Senda Joe, Ito Keiichi, Kotake Tomomitsu, Kanamori Masahiko, Kishimoto Hideo, Kadono Izumi, Nakagawa-Senda Hiroko, Wakai Kenji, Katsuno Masahisa, Nishida Yoshihiro, Ishiguro Naoki, Sobue Gen
Department of Neurology and Rehabilitation, Komaki City Hospital, Komaki, Japan.
Department of Neurology, Nagoya University Graduate School of Medicine, Nagoya, Japan.
Nagoya J Med Sci. 2019 Aug;81(3):359-373. doi: 10.18999/nagjms.81.3.359.
Cilostazol is a phosphodiesterase III-inhibiting antiplatelet agent that is often used to prevent stroke and peripheral artery disease, and its administration has shown significant improvements for cognitive impairment. We investigate the potential of cilostazol for reducing or restoring cognitive decline during convalescent rehabilitation in patients with non-cardioembolic ischemic stroke. The study sample included 371 consecutive patients with lacunar (n = 44) and atherothrombosis (n = 327) subtypes of non-cardioembolic ischemic stroke (224 men and 147 women; mean age, 72.9 ± 8.1 years) who were required for inpatient convalescent rehabilitation. Their medical records were retrospectively surveyed to identify those who had received cilostazol (n = 101). Patients were grouped based on cilostazol condition, and Functional Independence Measure (FIM) scores (total and motor or cognitive subtest scores) were assessed both at admission and discharge. The gain and efficiency in FIM cognitive scores from admission to discharge were significantly higher in patients who received cilostazol than those who did not (p = 0.047 and p = 0.035, respectively); we found no significant differences in other clinical factors or scores. Multiple linear regression analysis confirmed that cilostazol was a significant factor in FIM cognitive scores at discharge (β = 0.041, B = 0.682, p = 0.045); the two tested dosages were not significantly different (100 mg/day, n = 43; 200 mg/day, n = 58). Cilostazol can potentially improve cognitive function during convalescent rehabilitation of patients with non-cardioembolic ischemic stroke, although another research must be needed to confirm this potential.
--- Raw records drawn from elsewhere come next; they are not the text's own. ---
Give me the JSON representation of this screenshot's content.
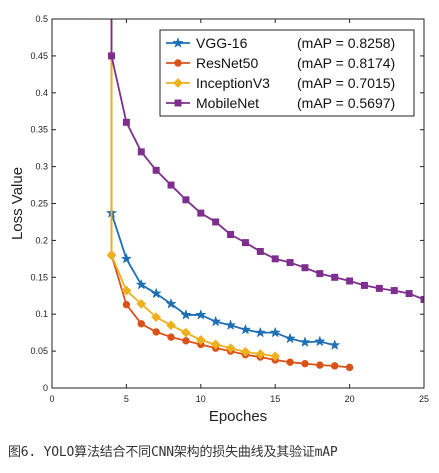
{
  "caption": "图6. YOLO算法结合不同CNN架构的损失曲线及其验证mAP",
  "chart_data": {
    "type": "line",
    "xlabel": "Epoches",
    "ylabel": "Loss Value",
    "xlim": [
      0,
      25
    ],
    "ylim": [
      0,
      0.5
    ],
    "xticks": [
      "0",
      "5",
      "10",
      "15",
      "20",
      "25"
    ],
    "yticks": [
      "0",
      "0.05",
      "0.1",
      "0.15",
      "0.2",
      "0.25",
      "0.3",
      "0.35",
      "0.4",
      "0.45",
      "0.5"
    ],
    "grid": false,
    "legend_position": "top-right",
    "series": [
      {
        "name": "VGG-16",
        "map_label": "(mAP = 0.8258)",
        "color": "#1f6fb4",
        "marker": "star",
        "x": [
          4,
          5,
          6,
          7,
          8,
          9,
          10,
          11,
          12,
          13,
          14,
          15,
          16,
          17,
          18,
          19
        ],
        "y": [
          0.237,
          0.175,
          0.14,
          0.128,
          0.114,
          0.099,
          0.099,
          0.09,
          0.085,
          0.079,
          0.075,
          0.075,
          0.067,
          0.062,
          0.063,
          0.058
        ]
      },
      {
        "name": "ResNet50",
        "map_label": "(mAP = 0.8174)",
        "color": "#d95319",
        "marker": "circle",
        "x": [
          4,
          5,
          6,
          7,
          8,
          9,
          10,
          11,
          12,
          13,
          14,
          15,
          16,
          17,
          18,
          19,
          20
        ],
        "y": [
          0.18,
          0.113,
          0.087,
          0.076,
          0.069,
          0.064,
          0.059,
          0.054,
          0.05,
          0.045,
          0.042,
          0.038,
          0.035,
          0.033,
          0.031,
          0.03,
          0.028
        ]
      },
      {
        "name": "InceptionV3",
        "map_label": "(mAP = 0.7015)",
        "color": "#edb120",
        "marker": "diamond",
        "x": [
          4,
          5,
          6,
          7,
          8,
          9,
          10,
          11,
          12,
          13,
          14,
          15
        ],
        "y": [
          0.18,
          0.132,
          0.114,
          0.096,
          0.085,
          0.075,
          0.065,
          0.059,
          0.054,
          0.049,
          0.046,
          0.043
        ]
      },
      {
        "name": "MobileNet",
        "map_label": "(mAP = 0.5697)",
        "color": "#7e2f8e",
        "marker": "square",
        "x": [
          4,
          5,
          6,
          7,
          8,
          9,
          10,
          11,
          12,
          13,
          14,
          15,
          16,
          17,
          18,
          19,
          20,
          21,
          22,
          23,
          24,
          25
        ],
        "y": [
          0.45,
          0.36,
          0.32,
          0.295,
          0.275,
          0.255,
          0.237,
          0.225,
          0.208,
          0.197,
          0.185,
          0.175,
          0.17,
          0.163,
          0.155,
          0.15,
          0.145,
          0.139,
          0.135,
          0.132,
          0.128,
          0.12
        ]
      }
    ]
  }
}
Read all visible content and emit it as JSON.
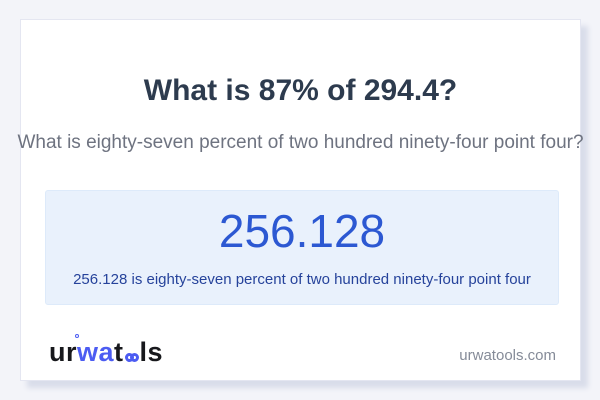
{
  "question": {
    "title": "What is 87% of 294.4?",
    "subtitle": "What is eighty-seven percent of two hundred ninety-four point four?"
  },
  "answer": {
    "value": "256.128",
    "sentence": "256.128 is eighty-seven percent of two hundred ninety-four point four"
  },
  "brand": {
    "logo_part_ur": "ur",
    "logo_part_wa": "wa",
    "logo_part_t": "t",
    "logo_part_ls": "ls",
    "glasses_icon": "oo-glasses-icon",
    "ring_icon": "degree-ring-icon",
    "domain": "urwatools.com"
  },
  "colors": {
    "page_bg": "#f3f4f9",
    "card_bg": "#ffffff",
    "card_border": "#e4e6f1",
    "card_shadow": "#d9ddea",
    "heading_text": "#2d3b4e",
    "subtitle_text": "#6e7380",
    "answer_box_bg": "#e9f1fc",
    "answer_box_border": "#ddeafa",
    "answer_value_text": "#2c58d2",
    "answer_sentence_text": "#26439b",
    "logo_black": "#17181c",
    "logo_blue": "#4c5cf2",
    "domain_text": "#858b98"
  }
}
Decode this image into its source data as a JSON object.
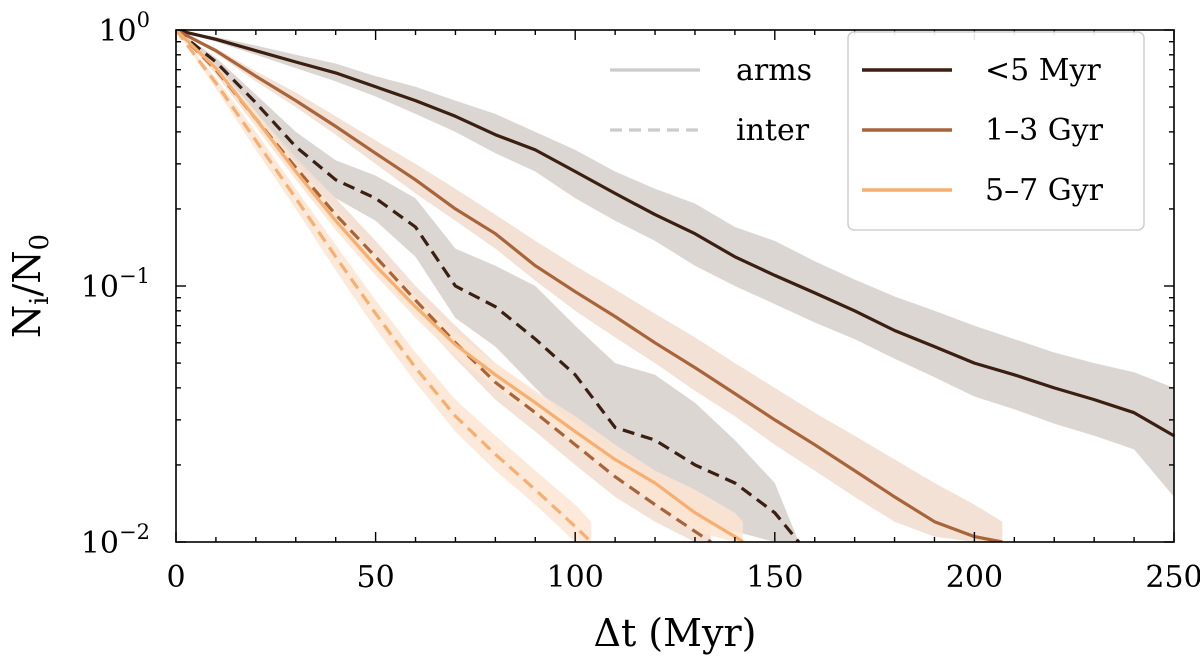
{
  "chart_data": {
    "type": "line",
    "xlabel": "Δt (Myr)",
    "ylabel": "N_i/N_0",
    "x_scale": "linear",
    "y_scale": "log",
    "xlim": [
      0,
      250
    ],
    "ylim": [
      0.01,
      1.0
    ],
    "x_ticks": [
      0,
      50,
      100,
      150,
      200,
      250
    ],
    "x_tick_labels": [
      "0",
      "50",
      "100",
      "150",
      "200",
      "250"
    ],
    "y_ticks": [
      1.0,
      0.1,
      0.01
    ],
    "y_tick_labels": [
      {
        "base": "10",
        "exp": "0"
      },
      {
        "base": "10",
        "exp": "−1"
      },
      {
        "base": "10",
        "exp": "−2"
      }
    ],
    "legend_style": {
      "location": "top-right",
      "entries": [
        {
          "label": "arms",
          "dash": "solid",
          "color": "#cccccc"
        },
        {
          "label": "inter",
          "dash": "dashed",
          "color": "#cccccc"
        }
      ]
    },
    "legend_age": {
      "location": "top-right",
      "entries": [
        {
          "label": "<5 Myr",
          "color": "#3b1f10"
        },
        {
          "label": "1–3 Gyr",
          "color": "#a9643a"
        },
        {
          "label": "5–7 Gyr",
          "color": "#f7ae6e"
        }
      ]
    },
    "series": [
      {
        "name": "<5 Myr arms",
        "color": "#3b1f10",
        "dash": "solid",
        "band_color": "#d6cfcb",
        "x": [
          0,
          10,
          20,
          30,
          40,
          50,
          60,
          70,
          80,
          90,
          100,
          110,
          120,
          130,
          140,
          150,
          160,
          170,
          180,
          190,
          200,
          210,
          220,
          230,
          240,
          250
        ],
        "y": [
          1.0,
          0.92,
          0.83,
          0.75,
          0.68,
          0.6,
          0.53,
          0.46,
          0.39,
          0.34,
          0.28,
          0.23,
          0.19,
          0.16,
          0.13,
          0.11,
          0.094,
          0.08,
          0.067,
          0.058,
          0.05,
          0.045,
          0.04,
          0.036,
          0.032,
          0.026
        ],
        "y_low": [
          1.0,
          0.9,
          0.8,
          0.71,
          0.63,
          0.55,
          0.47,
          0.4,
          0.33,
          0.28,
          0.22,
          0.18,
          0.15,
          0.12,
          0.1,
          0.085,
          0.072,
          0.062,
          0.052,
          0.044,
          0.037,
          0.033,
          0.029,
          0.026,
          0.023,
          0.015
        ],
        "y_high": [
          1.0,
          0.94,
          0.87,
          0.8,
          0.74,
          0.66,
          0.6,
          0.53,
          0.47,
          0.4,
          0.34,
          0.28,
          0.24,
          0.21,
          0.17,
          0.15,
          0.125,
          0.106,
          0.091,
          0.08,
          0.07,
          0.062,
          0.055,
          0.05,
          0.046,
          0.04
        ]
      },
      {
        "name": "<5 Myr inter",
        "color": "#3b1f10",
        "dash": "dashed",
        "band_color": "#d6cfcb",
        "x": [
          0,
          10,
          20,
          30,
          40,
          50,
          60,
          70,
          80,
          90,
          100,
          110,
          120,
          130,
          140,
          150,
          156
        ],
        "y": [
          1.0,
          0.75,
          0.52,
          0.35,
          0.26,
          0.22,
          0.17,
          0.1,
          0.083,
          0.062,
          0.045,
          0.028,
          0.025,
          0.02,
          0.017,
          0.013,
          0.01
        ],
        "y_low": [
          1.0,
          0.72,
          0.48,
          0.31,
          0.22,
          0.18,
          0.13,
          0.075,
          0.058,
          0.04,
          0.028,
          0.018,
          0.015,
          0.012,
          0.011,
          0.01,
          0.01
        ],
        "y_high": [
          1.0,
          0.78,
          0.56,
          0.4,
          0.31,
          0.27,
          0.22,
          0.14,
          0.12,
          0.1,
          0.07,
          0.05,
          0.045,
          0.035,
          0.025,
          0.017,
          0.01
        ]
      },
      {
        "name": "1–3 Gyr arms",
        "color": "#a9643a",
        "dash": "solid",
        "band_color": "#f0dccd",
        "x": [
          0,
          10,
          20,
          30,
          40,
          50,
          60,
          70,
          80,
          90,
          100,
          110,
          120,
          130,
          140,
          150,
          160,
          170,
          180,
          190,
          200,
          207
        ],
        "y": [
          1.0,
          0.83,
          0.66,
          0.53,
          0.42,
          0.33,
          0.26,
          0.2,
          0.16,
          0.12,
          0.095,
          0.076,
          0.06,
          0.048,
          0.038,
          0.03,
          0.024,
          0.019,
          0.015,
          0.012,
          0.0105,
          0.01
        ],
        "y_low": [
          1.0,
          0.81,
          0.63,
          0.5,
          0.39,
          0.3,
          0.23,
          0.18,
          0.14,
          0.105,
          0.08,
          0.063,
          0.05,
          0.039,
          0.031,
          0.024,
          0.019,
          0.015,
          0.012,
          0.0105,
          0.01,
          0.01
        ],
        "y_high": [
          1.0,
          0.85,
          0.69,
          0.57,
          0.46,
          0.37,
          0.3,
          0.24,
          0.19,
          0.15,
          0.12,
          0.097,
          0.078,
          0.063,
          0.05,
          0.04,
          0.032,
          0.026,
          0.021,
          0.017,
          0.014,
          0.012
        ]
      },
      {
        "name": "1–3 Gyr inter",
        "color": "#a9643a",
        "dash": "dashed",
        "band_color": "#f0dccd",
        "x": [
          0,
          10,
          20,
          30,
          40,
          50,
          60,
          70,
          80,
          90,
          100,
          110,
          120,
          130,
          134
        ],
        "y": [
          1.0,
          0.7,
          0.45,
          0.29,
          0.19,
          0.13,
          0.088,
          0.06,
          0.042,
          0.032,
          0.024,
          0.018,
          0.014,
          0.011,
          0.01
        ],
        "y_low": [
          1.0,
          0.67,
          0.42,
          0.26,
          0.17,
          0.115,
          0.077,
          0.052,
          0.036,
          0.027,
          0.02,
          0.015,
          0.012,
          0.01,
          0.01
        ],
        "y_high": [
          1.0,
          0.73,
          0.48,
          0.32,
          0.22,
          0.15,
          0.1,
          0.07,
          0.05,
          0.038,
          0.029,
          0.022,
          0.017,
          0.013,
          0.012
        ]
      },
      {
        "name": "5–7 Gyr arms",
        "color": "#f7ae6e",
        "dash": "solid",
        "band_color": "#fde5d2",
        "x": [
          0,
          10,
          20,
          30,
          40,
          50,
          60,
          70,
          80,
          90,
          100,
          110,
          120,
          130,
          140,
          142
        ],
        "y": [
          1.0,
          0.71,
          0.45,
          0.28,
          0.18,
          0.12,
          0.083,
          0.059,
          0.045,
          0.035,
          0.027,
          0.021,
          0.017,
          0.013,
          0.0105,
          0.01
        ],
        "y_low": [
          1.0,
          0.69,
          0.42,
          0.26,
          0.165,
          0.11,
          0.075,
          0.053,
          0.04,
          0.031,
          0.024,
          0.018,
          0.014,
          0.011,
          0.01,
          0.01
        ],
        "y_high": [
          1.0,
          0.73,
          0.48,
          0.3,
          0.2,
          0.133,
          0.092,
          0.066,
          0.05,
          0.039,
          0.031,
          0.024,
          0.019,
          0.016,
          0.013,
          0.012
        ]
      },
      {
        "name": "5–7 Gyr inter",
        "color": "#f7ae6e",
        "dash": "dashed",
        "band_color": "#fde5d2",
        "x": [
          0,
          10,
          20,
          30,
          40,
          50,
          60,
          70,
          80,
          90,
          100,
          104
        ],
        "y": [
          1.0,
          0.62,
          0.37,
          0.22,
          0.13,
          0.078,
          0.048,
          0.031,
          0.022,
          0.016,
          0.0115,
          0.01
        ],
        "y_low": [
          1.0,
          0.59,
          0.34,
          0.2,
          0.115,
          0.068,
          0.042,
          0.027,
          0.019,
          0.014,
          0.01,
          0.01
        ],
        "y_high": [
          1.0,
          0.65,
          0.4,
          0.24,
          0.145,
          0.088,
          0.055,
          0.036,
          0.026,
          0.019,
          0.014,
          0.012
        ]
      }
    ]
  }
}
西洛他唑是一种磷酸二酯酶III抑制性抗血小板药物,常用于预防中风和外周动脉疾病,其应用已显示出对认知障碍有显著改善。我们研究西洛他唑在非心源性缺血性中风患者康复期减少或恢复认知衰退的潜力。研究样本包括371例连续的非心源性缺血性中风的腔隙性(n = 44)和动脉粥样硬化血栓形成(n = 327)亚型患者(224例男性和147例女性;平均年龄72.9±8.1岁),这些患者需要住院康复治疗。对他们的病历进行回顾性调查以确定那些接受过西洛他唑治疗的患者(n = 101)。根据西洛他唑治疗情况对患者进行分组,并在入院和出院时评估功能独立性测量(FIM)评分(总分以及运动或认知子测试评分)。接受西洛他唑治疗的患者从入院到出院的FIM认知评分增益和效率显著高于未接受治疗的患者(分别为p = 0.047和p = 0.035);我们发现其他临床因素或评分无显著差异。多元线性回归分析证实西洛他唑是出院时FIM认知评分的一个重要因素(β = 0.041,B = 0.682,p = 0.045);两种测试剂量无显著差异(100毫克/天,n = 43;200毫克/天,n = 58)。西洛他唑可能会改善非心源性缺血性中风患者康复期的认知功能,尽管还需要另一项研究来证实这一潜力。